Here, the Stalinist destruction of the Soviet Union and restoration of capitalism resulted in a brutal civil war in which the Islamist opposition to the Kremlin-backed government was tied to the Afghan muhajeedin. The civil war, which lasted from 1992 to 1995, left tens of thousands dead and the country devastated. Tajikistan is the poorest of all former Soviet republics. Almost half of the population lack access to clean drinking water and roughly half of the country’s GDP is being derived entirely from remittances by immigrant workers, about 1 million of them in Russia. About 7 million Tajiks live in Afghanistan, compared to almost 10 million in Tajikistan itself, and it is well established that people from across the former Soviet Central Asian republics have joined ISIS and other Islamist terrorist organizations over the past decades. 

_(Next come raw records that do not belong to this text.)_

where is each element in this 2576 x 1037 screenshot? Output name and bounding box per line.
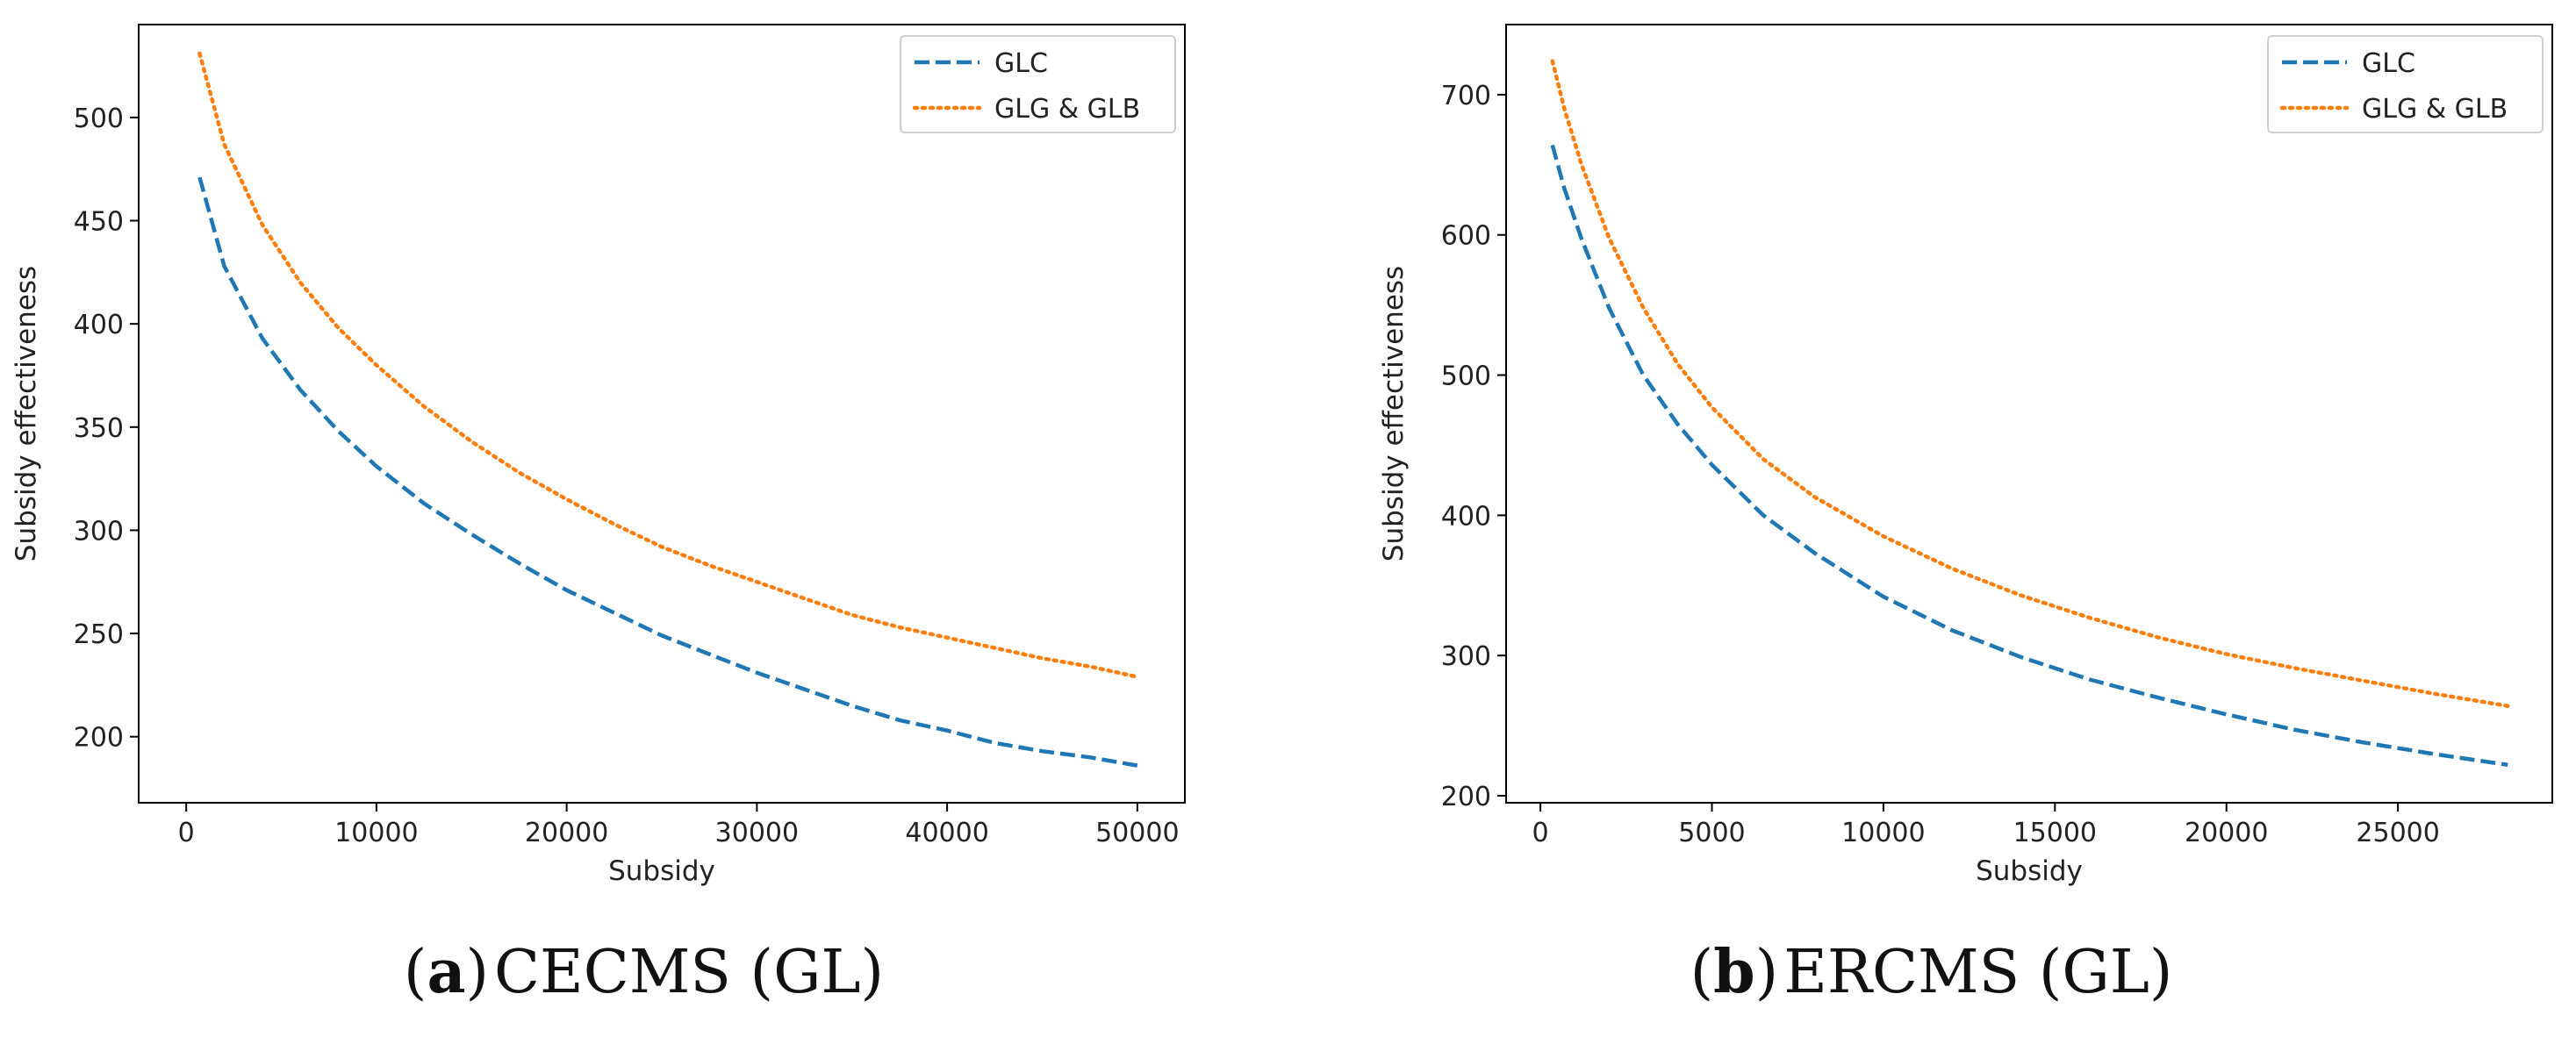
legend: GLC GLG & GLB (900, 35, 1176, 133)
x-tick-label: 0 (178, 818, 195, 848)
x-tick-label: 40000 (905, 818, 988, 848)
series-line-glc (197, 176, 1138, 768)
y-axis-label: Subsidy effectiveness (11, 266, 42, 561)
y-tick-label: 700 (1441, 81, 1491, 111)
legend-label: GLG & GLB (994, 94, 1140, 125)
y-tick-label: 200 (74, 723, 124, 754)
caption-b: (b)ERCMS (GL) (1690, 937, 2173, 1007)
y-tick-label: 400 (1441, 501, 1491, 532)
x-tick-label: 10000 (1841, 818, 1925, 848)
y-tick-label: 400 (74, 310, 124, 340)
y-tick-label: 350 (74, 413, 124, 444)
x-tick-label: 20000 (2185, 818, 2268, 848)
x-tick-label: 20000 (525, 818, 608, 848)
caption-a: (a)CECMS (GL) (403, 937, 885, 1007)
y-tick-label: 300 (1441, 641, 1491, 672)
chart-a: 0 10000 20000 30000 40000 50000 200 250 300 350 40… (11, 24, 1186, 887)
plot-frame (1505, 24, 2553, 804)
chart-panel-a: 0 10000 20000 30000 40000 50000 200 250 300 350 40… (11, 24, 1186, 1007)
y-tick-label: 600 (1441, 221, 1491, 252)
chart-panel-b: 0 5000 10000 15000 20000 25000 200 300 400 500 600… (1288, 0, 2575, 1037)
x-tick-label: 30000 (715, 818, 799, 848)
caption-b-text: ERCMS (GL) (1783, 938, 2173, 1007)
x-tick-label: 10000 (334, 818, 418, 848)
series-line-glg-glb (197, 51, 1140, 679)
x-tick-label: 0 (1532, 818, 1549, 848)
legend: GLC GLG & GLB (2267, 35, 2544, 133)
x-axis-label: Subsidy (608, 855, 715, 887)
y-tick-label: 500 (1441, 361, 1491, 392)
x-tick-label: 15000 (2013, 818, 2097, 848)
series-line-glg-glb (1550, 59, 2510, 708)
series-line-glc (1550, 144, 2508, 768)
x-tick-label: 25000 (2356, 818, 2439, 848)
chart-b: 0 5000 10000 15000 20000 25000 200 300 400 500 600… (1378, 24, 2553, 887)
y-tick-label: 450 (74, 207, 124, 238)
x-tick-label: 50000 (1095, 818, 1179, 848)
plot-frame (138, 24, 1186, 804)
caption-b-letter: b (1713, 937, 1755, 1007)
y-tick-label: 300 (74, 516, 124, 547)
y-tick-label: 200 (1441, 782, 1491, 812)
legend-label: GLG & GLB (2362, 94, 2508, 125)
x-tick-label: 5000 (1678, 818, 1745, 848)
y-tick-label: 250 (74, 619, 124, 650)
caption-a-letter: a (427, 937, 466, 1007)
legend-label: GLC (2362, 48, 2415, 79)
caption-a-text: CECMS (GL) (494, 938, 885, 1007)
y-axis-label: Subsidy effectiveness (1378, 266, 1410, 561)
legend-label: GLC (994, 48, 1048, 79)
x-axis-label: Subsidy (1976, 855, 2083, 887)
y-tick-label: 500 (74, 104, 124, 134)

As the WSWS explained, the basic facts of the attack, as well as its broader political and historical context, all indicate that it was a provocation by US imperialism and its proxies in Ukraine. Amidst a military debacle on the battlefield in Ukraine, the attack was aimed at destabilizing the Putin regime by emboldening its opposition within the oligarchy and state apparatus and fomenting nationalist and religious strife. While the New York Times would like to have its readers forget about the experiences of the past 40 years of US wars and the imperialist fomenting of religious and ethnic tensions in the Middle East, the terror attack in Moscow in fact demonstrates that the same strategy that has devastated the Middle East and Central Asia is now being deployed to destabilize the country with the second largest nuclear arsenal in the world. 

The Putin regime, itself a product of the Stalinist reaction against the October Revolution, is highly vulnerable to these operations of imperialism and has responded to the terrorist attack by fanning anti-immigrant sentiment and Russian nationalism. This underscores that the only viable path to oppose the ever-more dangerous development of the imperialist war for a new redivision of the world is the struggle for the international unification and independent mobilization of the working class.